Im Vergleich dazu hat sich die Menschheit in ihrem Bewusstsein in den letzten Jahrhunderten geradezu rasant entwickelt: Die Menschenrechte wurden zu einem allgemein anerkannten Standard auf der ganzen Welt, die Sklaverei wird geächtet, ebenso wie jede andere Form von Gewalt gegen Menschen, nicht nur und Taten, sondern auch in Worten.

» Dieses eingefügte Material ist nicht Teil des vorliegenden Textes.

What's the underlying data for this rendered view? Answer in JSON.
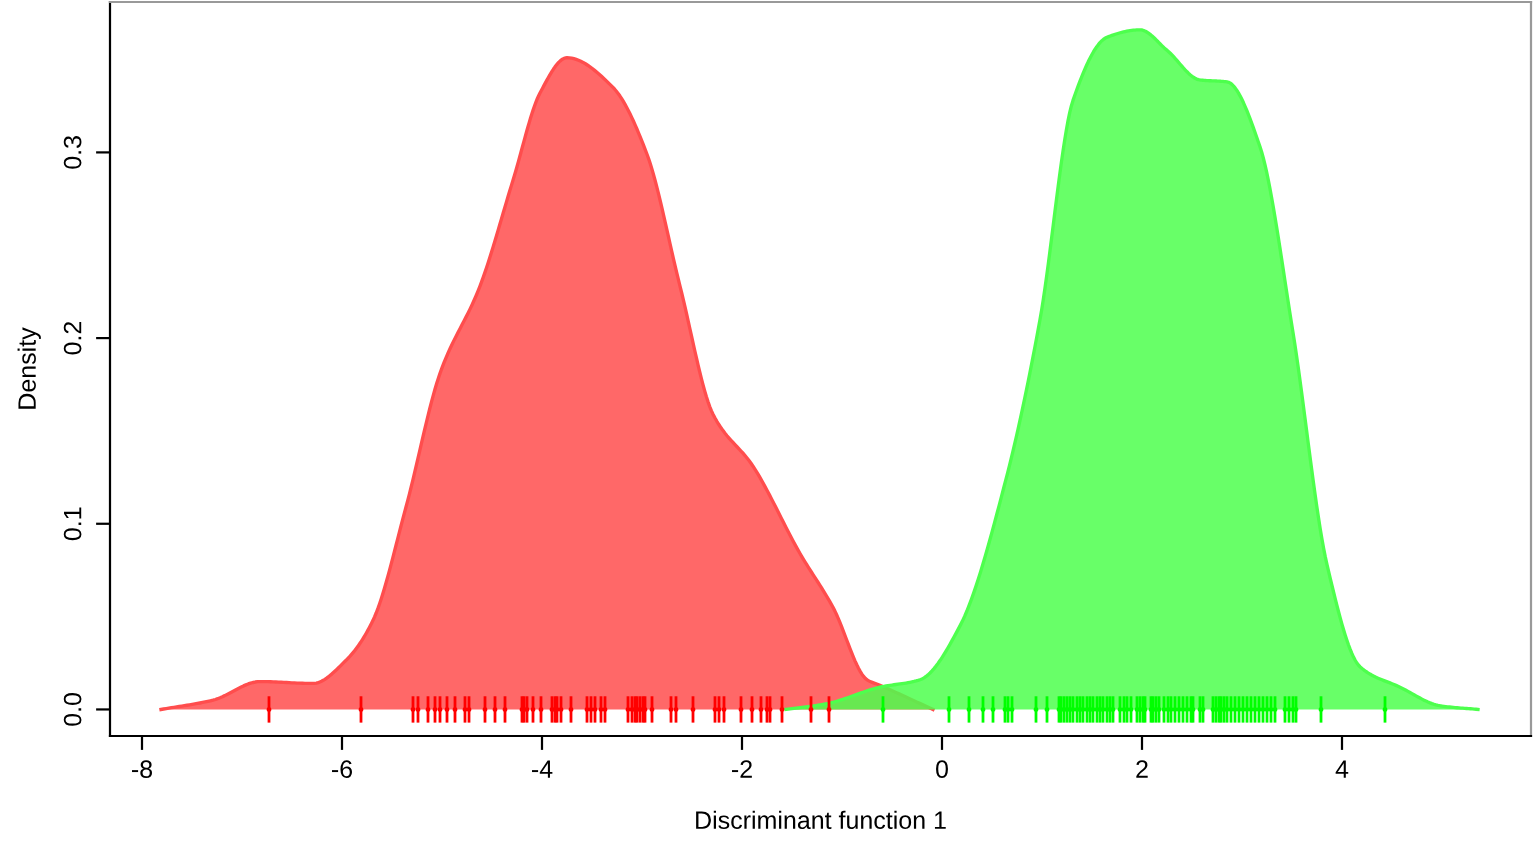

Dass das, was für gut, richtig und menschlich angesehen wird, deshalb noch lange nicht in alle Schichten des Verhaltens und in alle Strukturen des Zusammenlebens eingedrungen ist, liegt in der fehlbaren Natur des Menschen. Andererseits führt der Weg der Veränderung über die Veränderung der Einstellungen zur Veränderung der Verhaltensweisen. Das soziale Gewissen hat sich verfeinert und ausgeweitet, und diese Entwicklung ist nicht mehr aufzuhalten. Sie wird immer mehr Menschen dazu bringen, nicht mehr mitzuspielen, wenn es um Menschenverachtung geht, aber sich dort einzubringen, wo die Würde der Menschen gestärkt und gefestigt wird.

Damit stärken und festigen sich die Kräfte, die neuen Ordnungen des Wirtschaftens, der Güterproduktion und –verteilung sowie der Dienstleistungen zum Durchbruch verhelfen. So kann das Vertrauen der Menschen wieder wachsen, und wachsendes Vertrauen setzt Kräfte und Ideen frei. Wo Vertrauen herrscht, weitet sich das Innere und schafft Platz für Mut und Kreativität.